> On 09/04/2013 3:06 AM, Alan Smaill wrote: >> Nam Nguyen <firstname.lastname@example.org> writes: >> >>> On 08/04/2013 8:30 AM, Alan Smaill wrote: >>>> Nam Nguyen <email@example.com> writes: >>>> >>>>> Seriously, we should begin to abandon the idea that whatever is true >>>>> or false in the naturals can be structure theoretically proven, >>>>> verified. >>>>> >>>>> If we don't, we'd be in _no_ better position than where Hilbert >>>>> was with his All-mighty-formal-system, proving all arithmetic >>>>> true formulas. >>>>> >>>>> We'd be simply change the name "All-mighty-formal-system" >>>>> to "All-mighty-language-structure". But it's still an Incompleteness >>>>> (of the 2nd kind) that we'd encounter: the Incompleteness of language >>>>> structure interpretation of the abstract (non-logical) concept known >>>>> as the natural numbers. >>>> >>>> But it is known structure theoretically that if we have any 2 structures >>>> that satisfy Peano axioms, then they are isomorphic: a statement >>>> is true in one if and only if it's true in the other. >>> >>> Provided that the statement is true-able, or false-able, in the first >>> place. >> >> What reasoning steps are allowed in showing properties of >> language structures? > > A structure theoretical property is just an n-ary predicate set > of (n-tuples). Hence, the step of showing the property is quite simple: > to structure theoretically verify that, per a given formula F, a certain > set of n-tuples _is a subset of the underlying predicate set_ . > (Note a function set is also a predicate set). > > If we don't know how to verify whether or not a set is a subset of > another set, it's very much a forgone conclusion we simply can't > argue anything about language structure: about the natural numbers, > about Goldbach Conjecture, about cGC, etc... .
For the question at hand, the property of interest is a correlation between two language structures. For example, if a set X is a model for Peano arithmetic, with 0, successor, plus and times symbols, and a set Y is also a model, is it possible to identify the element of X corresponding to 0, and similarly for Y?

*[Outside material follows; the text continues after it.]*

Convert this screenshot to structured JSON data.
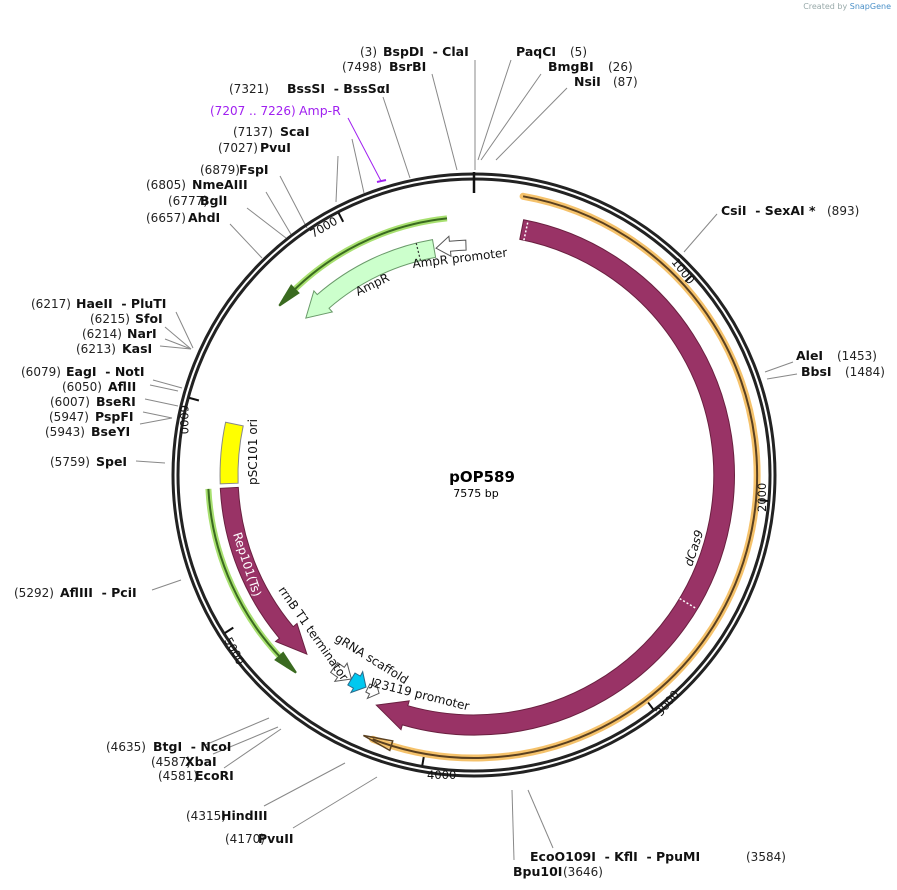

>> >>> And cGC isn't that kind of statement. >> >> You already said IIRC that you can express cGC using the language >> of first-order Peano arithmetic. That means that if cGC is true >> in *any* one language structure where the PA axioms are true, then >> it's true in *every* such structure; it cannot be true in one >> such structure and false in another. > > If the set of ordered pairs you perceived as a language structure > can be used to verify the truth of cGC at all.
Ihat not what I'm arguing. Do you think that there are any language structures that satisfy Peano's axioms?
> Remember, a language structure is something you must create per the > FOL definition of language structure. And until you _verify_ what > you've created is indeed a language structure, some bets will be off > (so to speak). > > So, can you verify that what you perceive as the natural numbers > be indeed a language structure for L(PA)?
The question here is rather whether there can be two *different* language structures, both satisfying Peano axioms, such that cGC is true in one and false in the other. You believe this to be the case, it seems.
The result mentioned says that this cannot happen -- it does not tell us which the answer is, though.